When The computer is running
If the computer is switched on and running, depending the likelihood of evidence being in memory or the computer hard drive being encrypted, either:
Start making notes, using the guidelines above.
Take photographs per the guidance above.
Switch the computer off by simply removing the power cord from the back of the device. Don't use the off button to power the computer down and don't allow anyone to shut the computer down cleanly. The power button can be configured to execute custom programs which may destroy the evidence you're looking for. Likewise, shutdown scripts can be configured to carry out deletion and other evidence elimination actions. Simply pull the plug!

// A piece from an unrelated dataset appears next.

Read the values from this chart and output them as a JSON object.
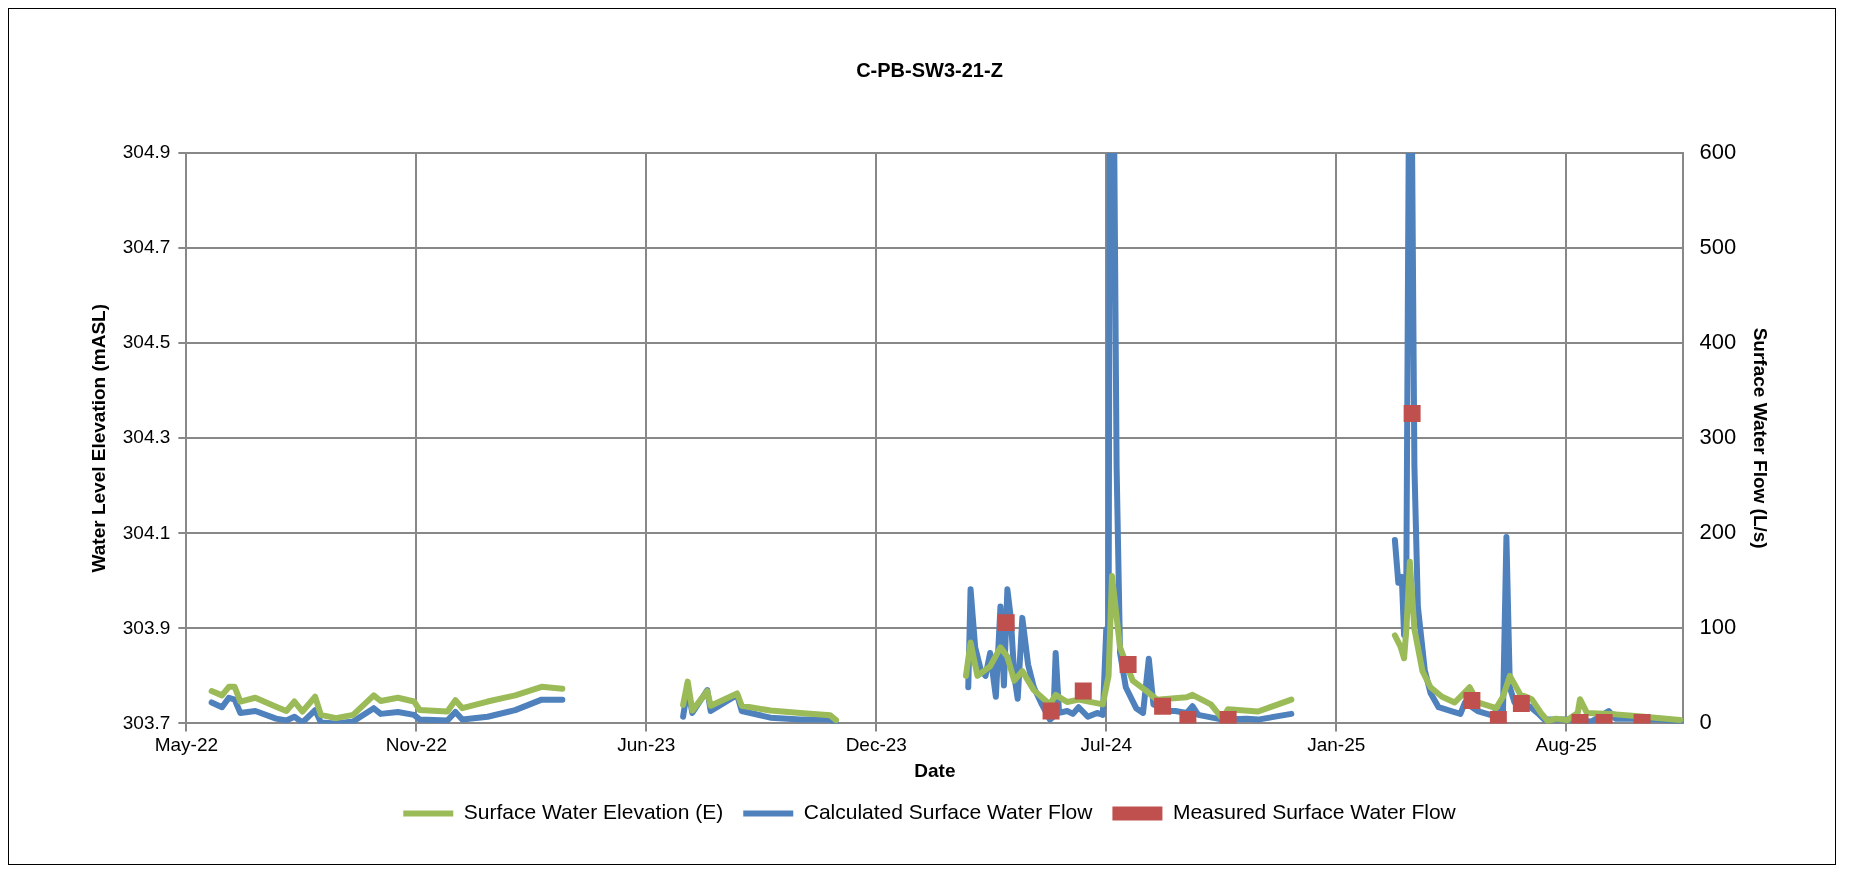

Disconnect all the cables attached to the computer.
Remove the computer from the location and store securely, using the guidelines above.

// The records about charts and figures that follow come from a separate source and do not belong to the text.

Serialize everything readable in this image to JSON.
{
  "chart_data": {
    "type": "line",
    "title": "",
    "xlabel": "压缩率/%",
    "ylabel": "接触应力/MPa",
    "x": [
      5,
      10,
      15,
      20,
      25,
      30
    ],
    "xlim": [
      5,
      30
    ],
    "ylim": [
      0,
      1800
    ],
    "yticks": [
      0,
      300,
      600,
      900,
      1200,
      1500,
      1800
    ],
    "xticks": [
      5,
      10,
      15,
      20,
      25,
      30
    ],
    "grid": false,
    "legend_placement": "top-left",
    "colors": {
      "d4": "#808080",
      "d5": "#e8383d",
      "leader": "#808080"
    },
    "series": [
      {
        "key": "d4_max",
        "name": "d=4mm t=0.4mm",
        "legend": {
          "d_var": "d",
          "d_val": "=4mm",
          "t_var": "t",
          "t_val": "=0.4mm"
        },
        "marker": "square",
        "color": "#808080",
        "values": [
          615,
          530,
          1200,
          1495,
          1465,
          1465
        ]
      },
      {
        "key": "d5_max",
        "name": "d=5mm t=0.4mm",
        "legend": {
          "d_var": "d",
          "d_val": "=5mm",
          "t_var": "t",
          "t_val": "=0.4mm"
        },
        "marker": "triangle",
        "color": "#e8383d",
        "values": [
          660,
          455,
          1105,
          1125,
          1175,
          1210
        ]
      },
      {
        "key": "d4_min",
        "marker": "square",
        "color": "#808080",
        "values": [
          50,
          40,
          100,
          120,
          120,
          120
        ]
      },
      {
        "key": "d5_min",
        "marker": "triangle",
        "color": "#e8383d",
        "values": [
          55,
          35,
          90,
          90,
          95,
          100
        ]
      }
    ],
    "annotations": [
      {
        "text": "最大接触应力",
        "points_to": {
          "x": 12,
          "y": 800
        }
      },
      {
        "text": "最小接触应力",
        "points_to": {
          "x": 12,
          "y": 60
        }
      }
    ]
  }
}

Consult a forensic expert.
Encrypted disks and Memory
If you think there is a possibility that the hard disk is encrypted or that a running computer has been compromised by malicious code, then you absolutely should consult a forensic expert to image memory and any encrypted data. Time is critical in these situations as data will be purged from memory as a normal part of computer's operation and log files will be over-written, either deliberately by the intruder or naturally. Consider removing the network cable and/or disabling any wireless/Bluetooth if the computer holds critical or sensitive information.
Don't forget digital and relevant evidence is located in more than just the computer - decide if it necessary to seize or forensically image USB devices, digital cameras, digital voice recorders, external hard drives, post-it notes containing passwords, CDs, home directories and profiles on file servers, event logs on network logon servers, door access logs, CCTV, firewall logs, Internet proxy servers and many other devices - if in doubt call us at the number above for no-obligation free confidential advice about the best plan of attack.
Other Considerations
If the subject of the investigation does not know he/she is being investigated keep it that way. In this case, consider covert forensic imaging - the process of making a copy for analysis without the user being aware.
Don't be tempted to have a quick look yourself
Well intentioned IT departments have been the cause of many cases collapsing very early on as they lack the specific training required to preserve the very fragile data. The evidential chain is also very important here. In the event your incident ever gets to an industrial tribunal or court, then the court will want to know who had access to the exhibits and what changes they may have made. Cases have been won and lost on this point alone.